Six things to help clients weather a market downturn

Practice Management

Six things to help clients weather a market downturn

Here are six investing basics to keep in mind during volatile times.

It’s natural for clients to be nervous when the markets head for negative territory. Help them keep a positive perspective with these six investing reminders.

It can be unsettling for investors when their portfolios and the markets start heading into the red. Here are six investing basics to keep in mind during volatile times.
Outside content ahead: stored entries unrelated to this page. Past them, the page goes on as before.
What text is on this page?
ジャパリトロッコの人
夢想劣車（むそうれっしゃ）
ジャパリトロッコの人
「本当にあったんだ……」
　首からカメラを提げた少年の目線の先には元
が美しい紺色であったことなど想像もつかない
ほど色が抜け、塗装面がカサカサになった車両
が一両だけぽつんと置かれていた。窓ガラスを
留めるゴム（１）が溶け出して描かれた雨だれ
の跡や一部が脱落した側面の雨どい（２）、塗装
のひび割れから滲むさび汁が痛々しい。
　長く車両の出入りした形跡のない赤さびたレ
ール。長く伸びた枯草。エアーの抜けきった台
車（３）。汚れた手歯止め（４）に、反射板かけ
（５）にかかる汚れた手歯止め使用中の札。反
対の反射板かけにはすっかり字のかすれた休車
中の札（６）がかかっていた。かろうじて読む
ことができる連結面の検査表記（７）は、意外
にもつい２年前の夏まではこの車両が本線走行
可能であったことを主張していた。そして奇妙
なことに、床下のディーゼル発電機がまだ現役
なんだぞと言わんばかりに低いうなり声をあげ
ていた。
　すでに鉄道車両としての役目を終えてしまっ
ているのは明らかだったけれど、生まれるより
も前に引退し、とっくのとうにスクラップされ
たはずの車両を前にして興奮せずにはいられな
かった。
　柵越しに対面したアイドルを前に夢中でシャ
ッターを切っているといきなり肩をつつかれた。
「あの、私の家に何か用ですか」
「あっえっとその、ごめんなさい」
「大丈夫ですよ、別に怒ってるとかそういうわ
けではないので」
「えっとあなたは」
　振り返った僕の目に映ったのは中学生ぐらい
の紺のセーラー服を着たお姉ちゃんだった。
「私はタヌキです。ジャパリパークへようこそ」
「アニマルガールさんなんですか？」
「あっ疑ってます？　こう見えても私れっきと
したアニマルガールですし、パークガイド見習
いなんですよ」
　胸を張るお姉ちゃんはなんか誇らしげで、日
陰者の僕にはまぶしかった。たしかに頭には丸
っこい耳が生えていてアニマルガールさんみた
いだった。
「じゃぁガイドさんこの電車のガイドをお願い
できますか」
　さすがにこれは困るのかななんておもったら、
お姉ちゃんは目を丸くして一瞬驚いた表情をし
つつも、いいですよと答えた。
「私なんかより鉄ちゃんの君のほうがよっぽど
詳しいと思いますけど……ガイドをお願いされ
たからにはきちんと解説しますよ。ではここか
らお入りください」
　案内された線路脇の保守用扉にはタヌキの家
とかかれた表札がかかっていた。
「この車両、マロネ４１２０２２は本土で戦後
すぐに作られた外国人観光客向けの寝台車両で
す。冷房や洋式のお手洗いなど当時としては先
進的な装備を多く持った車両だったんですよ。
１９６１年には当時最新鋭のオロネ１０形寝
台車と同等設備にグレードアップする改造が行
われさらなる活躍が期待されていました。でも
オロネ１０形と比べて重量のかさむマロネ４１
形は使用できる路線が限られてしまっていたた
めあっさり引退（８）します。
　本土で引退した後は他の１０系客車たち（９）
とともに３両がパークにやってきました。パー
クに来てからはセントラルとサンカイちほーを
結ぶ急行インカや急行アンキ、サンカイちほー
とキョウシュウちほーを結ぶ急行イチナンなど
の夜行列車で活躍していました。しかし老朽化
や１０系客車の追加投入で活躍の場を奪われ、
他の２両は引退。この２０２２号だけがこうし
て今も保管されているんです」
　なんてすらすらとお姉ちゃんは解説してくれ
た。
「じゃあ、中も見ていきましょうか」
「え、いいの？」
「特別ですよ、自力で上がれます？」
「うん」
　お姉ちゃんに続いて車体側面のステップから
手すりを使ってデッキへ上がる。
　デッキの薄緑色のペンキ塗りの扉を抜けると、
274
  1. Periods of volatility are normal - All markets move in cycles, and periods of steep contraction are completely normal. While the length of market contractions varies, periods of growth and expansion are usually waiting on the other side. Since 1973, stocks have fallen more than 10 percent and subsequently rebounded eight times. 
  2. Don’t panic - Letting emotions dictate the investing strategy is a risk they shouldn’t take. Short-term decisions can have long-term consequences on the portfolio. Being patient can pay dividends.
  3. Know your portfolio – Help them understand their investments and how specific assets represent different goals and outcomes. Keep in mind their risk tolerance and investment timeline, and if either has changed, consider discussing rebalancing your clients’ portfolio. Diversification can potentially help balance risk during a downturn and mitigate extreme swings in value.
  4. Stay the course – Clients should remember their financial plan and long-term goals and stick to them. A disciplined investment approach is the best strategy for handling market downturns and will likely enable them to participate when the markets rebound.
  5. Consider opportunities - Determine whether periods of volatility are a good time to take advantage of investment opportunities in line with your clients’ long-term plan.
  6. You’re not alone – As your clients’ financial advisor you are available to help clients when they need it. You can guide clients through difficult markets and be the independent voice that helps them stay focused on their long-term goals. 

Investing involves risk and investors may incur a profit or a loss. Past performance may not be indicative of future results. Diversification does not ensure a profit or protect against a loss.